Capítulo 2
—¿Adónde han ido los demás? —le preguntó Ezio a Mario, con la cabeza aún dándole vueltas por sus recientes experiencias, mientras volvían a la gran nave de la Capilla Sixtina. Los Asesinos que estaban reunidos allí se habían marchado.
—Les dije que se fueran. Paola ha vuelto a Florencia; Teodora y Antonio, a Venecia. Tenemos que mantenernos a cubierto por toda Italia. Los Templarios están divididos pero no hemos acabado con ellos. Se reagruparán si nuestra Hermandad de los Asesinos no está alerta. Eternamente alerta. El resto de nuestra compañía ha seguido adelante y nos esperará en nuestro cuartel general de Monteriggioni.
—Estaban haciendo guardia.
—Sí, pero sabían cuándo habían terminado con su deber. Ezio, no hay tiempo que perder. Todos lo sabemos.
Mario estaba serio.
—Debería haberme asegurado de que Rodrigo Borgia estaba muerto.
—¿Te hirió durante la batalla?
—Me protegió la armadura.
Mario le dio a su sobrino unas palmaditas en la espalda.
—Antes he hablado precipitadamente. Creo que hiciste bien al no matarle si no había necesidad. Siempre aconsejo moderación. Creíste que se había quitado él mismo la vida. ¿Quién sabe? Tal vez estaba fingiendo o tal vez se equivocó en la dosis de veneno. Sea como fuere, tenemos que encargarnos de la situación tal como está y no malgastar energía considerando lo que podría haber sido. De todos modos, te enviamos a ti, un solo hombre contra un ejército entero de Templarios. Has cumplido más que de sobra con tu parte. Y yo sigo siendo tu tío, por lo que he estado preocupado por ti. Vamos, Ezio. Tenemos que salir de aquí. Tenemos trabajo que hacer y lo último que necesitamos es que nos acorralen los guardias de los Borgia.
—No creerías las cosas que he visto, tío.
—Tan sólo asegúrate de mantenerte con vida. Luego puede que me lo cuentes. Escucha: he guardado algunos caballos más allá de San Pedro, fuera de los límites del Vaticano. En cuanto lleguemos allí, podremos salir sanos y salvos.
—Los Borgia intentarán detenernos, supongo.
Mario mostró una amplia sonrisa.
—¡Por supuesto! Y yo espero que los Borgia lloren la pérdida de muchas vidas esta noche.
En la capilla, Ezio y su tío se sorprendieron al encontrarse con unos cuantos sacerdotes, que habían vuelto para terminar la misa que había interrumpido la confrontación de Ezio con el Papa, cuando Rodrigo y él habían luchado por el control de los Fragmentos del Edén que habían descubierto.
Los curas se encararon con ellos, enfadados, les rodearon y les gritaron:
—Che cosa fate 'qui? ¿Qué estáis haciendo aquí? —chillaron—. ¡Habéis profanado la santidad de este Lugar Sagrado! Assassini! ¡Dios se encargará de que paguéis por vuestros crímenes!

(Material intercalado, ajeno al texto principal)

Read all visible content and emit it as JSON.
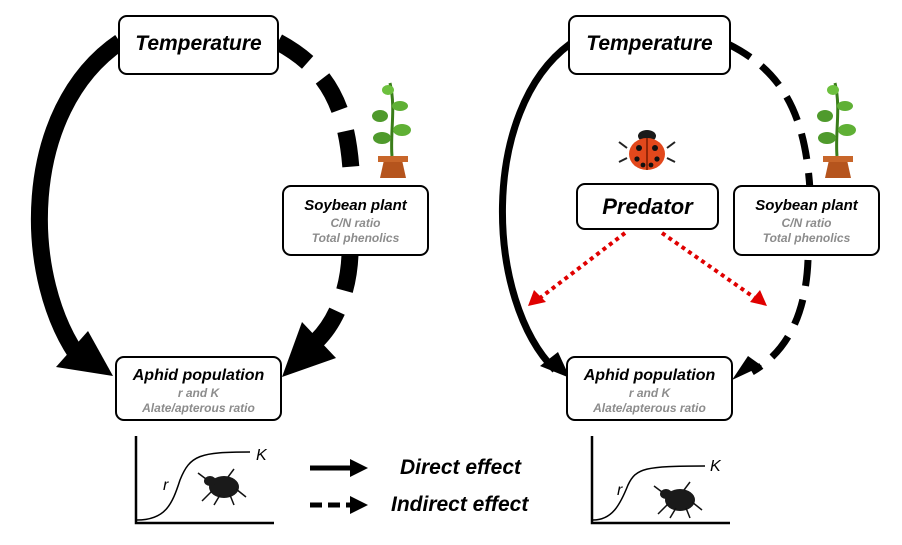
{
  "left_panel": {
    "temperature": "Temperature",
    "soybean": {
      "title": "Soybean plant",
      "line1": "C/N ratio",
      "line2": "Total phenolics"
    },
    "aphid": {
      "title": "Aphid population",
      "line1": "r and K",
      "line2": "Alate/apterous ratio"
    }
  },
  "right_panel": {
    "temperature": "Temperature",
    "predator": "Predator",
    "soybean": {
      "title": "Soybean plant",
      "line1": "C/N ratio",
      "line2": "Total phenolics"
    },
    "aphid": {
      "title": "Aphid population",
      "line1": "r and K",
      "line2": "Alate/apterous ratio"
    }
  },
  "legend": {
    "direct": "Direct effect",
    "indirect": "Indirect effect"
  },
  "growth_curves": {
    "left": {
      "r_label": "r",
      "k_label": "K"
    },
    "right": {
      "r_label": "r",
      "k_label": "K"
    }
  },
  "colors": {
    "predation_arrow": "#e00000",
    "secondary_text": "#8c8c8c"
  }
}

Mientras Mario y Ezio se abrían paso a través de la furiosa multitud, las campanas de San Pedro empezaron a dar la alarma.
—Condenáis lo que no entendéis —le dijo Ezio a un sacerdote que intentaba cortarles el paso.

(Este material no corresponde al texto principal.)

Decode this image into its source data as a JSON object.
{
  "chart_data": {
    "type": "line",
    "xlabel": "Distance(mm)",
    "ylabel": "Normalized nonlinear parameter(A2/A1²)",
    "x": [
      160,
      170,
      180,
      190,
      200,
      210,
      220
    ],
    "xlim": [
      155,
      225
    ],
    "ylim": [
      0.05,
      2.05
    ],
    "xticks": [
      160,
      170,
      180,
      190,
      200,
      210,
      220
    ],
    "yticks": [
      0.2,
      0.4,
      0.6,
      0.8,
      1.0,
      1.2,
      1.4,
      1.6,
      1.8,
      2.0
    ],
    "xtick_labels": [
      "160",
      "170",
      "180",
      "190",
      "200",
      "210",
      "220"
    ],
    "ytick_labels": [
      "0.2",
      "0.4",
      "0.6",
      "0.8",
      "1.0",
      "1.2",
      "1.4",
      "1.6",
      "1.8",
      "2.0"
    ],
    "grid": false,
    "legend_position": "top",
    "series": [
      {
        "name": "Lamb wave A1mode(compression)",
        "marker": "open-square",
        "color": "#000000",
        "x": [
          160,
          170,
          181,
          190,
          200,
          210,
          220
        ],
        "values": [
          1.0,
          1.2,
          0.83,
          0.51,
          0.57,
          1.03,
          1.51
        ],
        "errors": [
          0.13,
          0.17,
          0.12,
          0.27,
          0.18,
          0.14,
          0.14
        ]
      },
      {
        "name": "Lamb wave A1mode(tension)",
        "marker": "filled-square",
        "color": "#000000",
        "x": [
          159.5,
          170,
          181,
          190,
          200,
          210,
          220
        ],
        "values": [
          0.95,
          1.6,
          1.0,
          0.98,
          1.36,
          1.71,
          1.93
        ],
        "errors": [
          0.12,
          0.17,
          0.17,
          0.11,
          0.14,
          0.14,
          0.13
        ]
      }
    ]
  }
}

Le repelía lo blando que tenía el cuerpo y lo empujó hacia un lado con la mayor delicadeza posible.
—Debemos marcharnos, Ezio —dijo Mario con tono apremiante—. ¡Ahora!
—¡Es la voz del Diablo! —resonó la voz de otro cura.
—Apártate de ellos —dijo otro.
Ezio y Mario se abrieron camino entre la muchedumbre y salieron al gran patio de la iglesia, donde se encontraron con miles de túnicas rojas. Parecía que el Colegio Cardenalicio al completo se había reunido, confundido, pero todavía bajo el dominio del Papa Alejandro VI, Rodrigo Borgia, capitán de la Asociación de los Templarios.
—Porque no luchamos contra la carne y la sangre —rezaban los cardenales—, sino contra los principados, contra el poder, contra los gobernantes de la oscuridad de este mundo, contra la maldad espiritual en las altas esferas. Porque os ofrecemos la armadura de Dios, y el escudo de la Fe, para que sofoquéis los ardientes dardos de los malvados.
—¿Qué les pasa? —preguntó Ezio.
—Están confundidos. Buscan a alguien que les guíe —contestó Mario en tono grave—. Vamos. Debemos salir de aquí antes de que los guardias de los Borgia adviertan nuestra presencia.
Se volvió hacia el Vaticano y vio el resplandor de una armadura bajo la luz del sol.
—Demasiado tarde. Ya vienen. ¡Date prisa!